傍晚的霞光漫进天井时,安瑜翻开隨身携带的笔记本,里面夹著片压平的冰棱草叶,叶片上用铅笔描著细小的刻度:“第17天,根须长过三道冰缝”“第49天,缠上安瑜的画板”“第103天,顺著红绳摸到木屋门槛”。最后一页贴著张照片:混合林遗址的树桩前,新抽的桂花枝上,繫著李阳刻木雕时削下的槐木屑。
“伊万说,树桩的年轮里,『阳』字旁边长出了个『瑜』字,”安瑜的指尖点过照片,“就像我们的名字,终於在同一个圈里了。”李阳突然想起星芽在贝加尔湖拍的那张树桩照片,当时没在意的空白处,果然有个刚成形的淡痕,原来有些等待,早就在时光里悄悄落笔。

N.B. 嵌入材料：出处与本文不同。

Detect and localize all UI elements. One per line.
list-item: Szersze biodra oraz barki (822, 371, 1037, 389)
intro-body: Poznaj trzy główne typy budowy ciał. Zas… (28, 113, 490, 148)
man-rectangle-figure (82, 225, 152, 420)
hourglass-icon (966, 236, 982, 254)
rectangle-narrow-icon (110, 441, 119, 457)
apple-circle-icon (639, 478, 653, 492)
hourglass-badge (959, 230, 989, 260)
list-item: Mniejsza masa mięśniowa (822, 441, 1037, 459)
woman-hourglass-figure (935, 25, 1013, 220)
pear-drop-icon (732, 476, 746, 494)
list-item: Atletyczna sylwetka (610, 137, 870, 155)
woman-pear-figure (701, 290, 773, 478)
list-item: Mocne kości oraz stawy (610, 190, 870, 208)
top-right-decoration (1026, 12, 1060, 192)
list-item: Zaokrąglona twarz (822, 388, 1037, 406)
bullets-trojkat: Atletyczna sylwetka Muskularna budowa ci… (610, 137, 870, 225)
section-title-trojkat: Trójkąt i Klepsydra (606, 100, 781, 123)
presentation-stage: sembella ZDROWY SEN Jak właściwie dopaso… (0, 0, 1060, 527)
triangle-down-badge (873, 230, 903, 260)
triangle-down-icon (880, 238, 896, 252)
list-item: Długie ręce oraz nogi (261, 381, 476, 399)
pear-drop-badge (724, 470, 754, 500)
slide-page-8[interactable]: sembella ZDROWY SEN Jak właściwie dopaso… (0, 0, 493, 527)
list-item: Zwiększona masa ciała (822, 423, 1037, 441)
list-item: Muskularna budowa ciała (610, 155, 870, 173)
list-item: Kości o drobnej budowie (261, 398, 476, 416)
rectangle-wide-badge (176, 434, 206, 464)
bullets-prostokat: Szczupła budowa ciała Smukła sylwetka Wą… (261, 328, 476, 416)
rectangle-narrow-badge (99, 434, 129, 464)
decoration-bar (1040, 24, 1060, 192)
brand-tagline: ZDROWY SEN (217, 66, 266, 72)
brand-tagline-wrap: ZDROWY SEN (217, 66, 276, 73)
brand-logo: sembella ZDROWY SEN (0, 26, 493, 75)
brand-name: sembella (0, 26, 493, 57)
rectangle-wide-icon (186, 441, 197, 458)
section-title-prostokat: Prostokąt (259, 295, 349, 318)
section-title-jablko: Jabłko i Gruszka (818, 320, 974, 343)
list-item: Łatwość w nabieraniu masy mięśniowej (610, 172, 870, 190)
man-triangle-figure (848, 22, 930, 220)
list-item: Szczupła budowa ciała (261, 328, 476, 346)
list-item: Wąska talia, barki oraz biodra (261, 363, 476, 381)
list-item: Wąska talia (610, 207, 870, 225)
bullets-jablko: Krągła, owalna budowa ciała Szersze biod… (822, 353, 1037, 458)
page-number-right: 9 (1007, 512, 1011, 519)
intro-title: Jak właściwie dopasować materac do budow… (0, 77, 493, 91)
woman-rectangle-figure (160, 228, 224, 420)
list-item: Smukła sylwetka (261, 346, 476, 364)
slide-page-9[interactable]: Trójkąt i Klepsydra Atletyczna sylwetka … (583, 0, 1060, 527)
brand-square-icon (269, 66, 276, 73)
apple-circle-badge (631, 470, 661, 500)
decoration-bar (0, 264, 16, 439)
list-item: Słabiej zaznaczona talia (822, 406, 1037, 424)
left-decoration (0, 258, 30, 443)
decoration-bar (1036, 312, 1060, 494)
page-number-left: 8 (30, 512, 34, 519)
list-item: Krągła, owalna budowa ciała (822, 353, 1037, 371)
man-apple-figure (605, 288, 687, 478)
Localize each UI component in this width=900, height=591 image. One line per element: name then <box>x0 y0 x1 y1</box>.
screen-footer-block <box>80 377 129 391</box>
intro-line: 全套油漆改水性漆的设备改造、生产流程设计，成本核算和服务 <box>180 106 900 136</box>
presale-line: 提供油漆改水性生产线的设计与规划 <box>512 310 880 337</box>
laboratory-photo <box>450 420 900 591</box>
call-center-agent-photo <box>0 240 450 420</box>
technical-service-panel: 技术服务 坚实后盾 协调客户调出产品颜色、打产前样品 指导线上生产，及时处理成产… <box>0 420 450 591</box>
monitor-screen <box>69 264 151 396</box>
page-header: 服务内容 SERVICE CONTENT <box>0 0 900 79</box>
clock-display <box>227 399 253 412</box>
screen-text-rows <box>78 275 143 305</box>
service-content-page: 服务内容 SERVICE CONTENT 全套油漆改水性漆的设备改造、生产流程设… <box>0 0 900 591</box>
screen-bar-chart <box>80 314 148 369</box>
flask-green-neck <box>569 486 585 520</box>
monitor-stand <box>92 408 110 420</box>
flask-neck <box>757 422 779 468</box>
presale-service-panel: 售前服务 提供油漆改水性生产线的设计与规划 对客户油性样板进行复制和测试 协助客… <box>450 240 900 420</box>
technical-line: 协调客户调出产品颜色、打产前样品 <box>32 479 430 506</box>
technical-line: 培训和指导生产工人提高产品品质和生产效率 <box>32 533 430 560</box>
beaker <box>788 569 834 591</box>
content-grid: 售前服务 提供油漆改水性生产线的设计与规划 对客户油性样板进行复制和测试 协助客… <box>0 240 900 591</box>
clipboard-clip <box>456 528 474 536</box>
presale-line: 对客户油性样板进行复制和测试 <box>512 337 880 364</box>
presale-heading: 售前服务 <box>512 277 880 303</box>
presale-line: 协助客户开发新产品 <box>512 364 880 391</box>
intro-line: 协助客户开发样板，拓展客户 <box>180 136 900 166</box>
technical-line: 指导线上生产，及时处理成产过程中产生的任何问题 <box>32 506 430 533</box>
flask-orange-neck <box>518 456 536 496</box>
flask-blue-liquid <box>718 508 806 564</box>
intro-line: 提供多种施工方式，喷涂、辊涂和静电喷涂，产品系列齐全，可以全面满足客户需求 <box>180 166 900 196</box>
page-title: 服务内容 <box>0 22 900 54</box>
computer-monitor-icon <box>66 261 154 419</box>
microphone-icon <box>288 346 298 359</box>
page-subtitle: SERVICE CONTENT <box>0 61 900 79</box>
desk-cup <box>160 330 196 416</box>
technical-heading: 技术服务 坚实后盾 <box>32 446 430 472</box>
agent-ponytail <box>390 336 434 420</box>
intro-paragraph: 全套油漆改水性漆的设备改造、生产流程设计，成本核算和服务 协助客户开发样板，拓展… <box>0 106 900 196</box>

街坊们听说安瑜回来了,全聚到画坊天井。王婶捧著刚蒸好的桂花包,包子褶里嵌著颗颗金黄;老张拎来双新纳的棉鞋,鞋底纳著冰棱草的图案;连幼儿园的老师都带著孩子们来了,孩子们举著画满37瓣花的画纸,齐声喊:“安瑜阿姨,欢迎回家!”
安瑜摸著孩子们的头,突然指著桂棱阿暖说:“你们看,花瓣在落呢。”眾人望去,只见最外层的花瓣正簌簌飘落,落在李阳刻的木雕上,像给木板镀了层金粉。“这是共生根的规矩,”安瑜的声音轻得像嘆息,“花开满,就要把养分还给根须,等明年春天,再结新的花苞。”
李阳握住她的手,掌心的温度透过指尖传过去:“明年我们一起等。”他低头看向落满花瓣的木雕,木板上两个牵手的人影,仿佛正隨著飘落的花瓣轻轻晃动,像要从木头里走出来,融进这满院的桂香里。
夜幕降临时,星芽和卡佳悄悄退出了画坊。天井里,李阳和安瑜坐在石凳上,分吃著那半块从冰原带回的桂花糕。冻硬的糕体在嘴里慢慢化开,先是冰棱的清冽,接著是桂花的甜,最后混在一起,生出种难以言喻的暖,像把两个分离的春天,揉成了同一个当下。
桂棱阿暖的花瓣还在簌簌落下,落在他们的发间、肩头,落在那捲缠绕的红绳上。冰棱草的枝叶在晚风里轻轻晃动,与残留的花瓣碰在一起,发出细碎的声响,像在说:別急,故事还长著呢。
而横樑上的木雕,在月光下泛著温润的光。木板上的两个身影,仿佛真的在慢慢移动,朝著彼此的方向,一步一步,走进这满院的桂香里,走进这刚刚开始的,属於他们的新时光。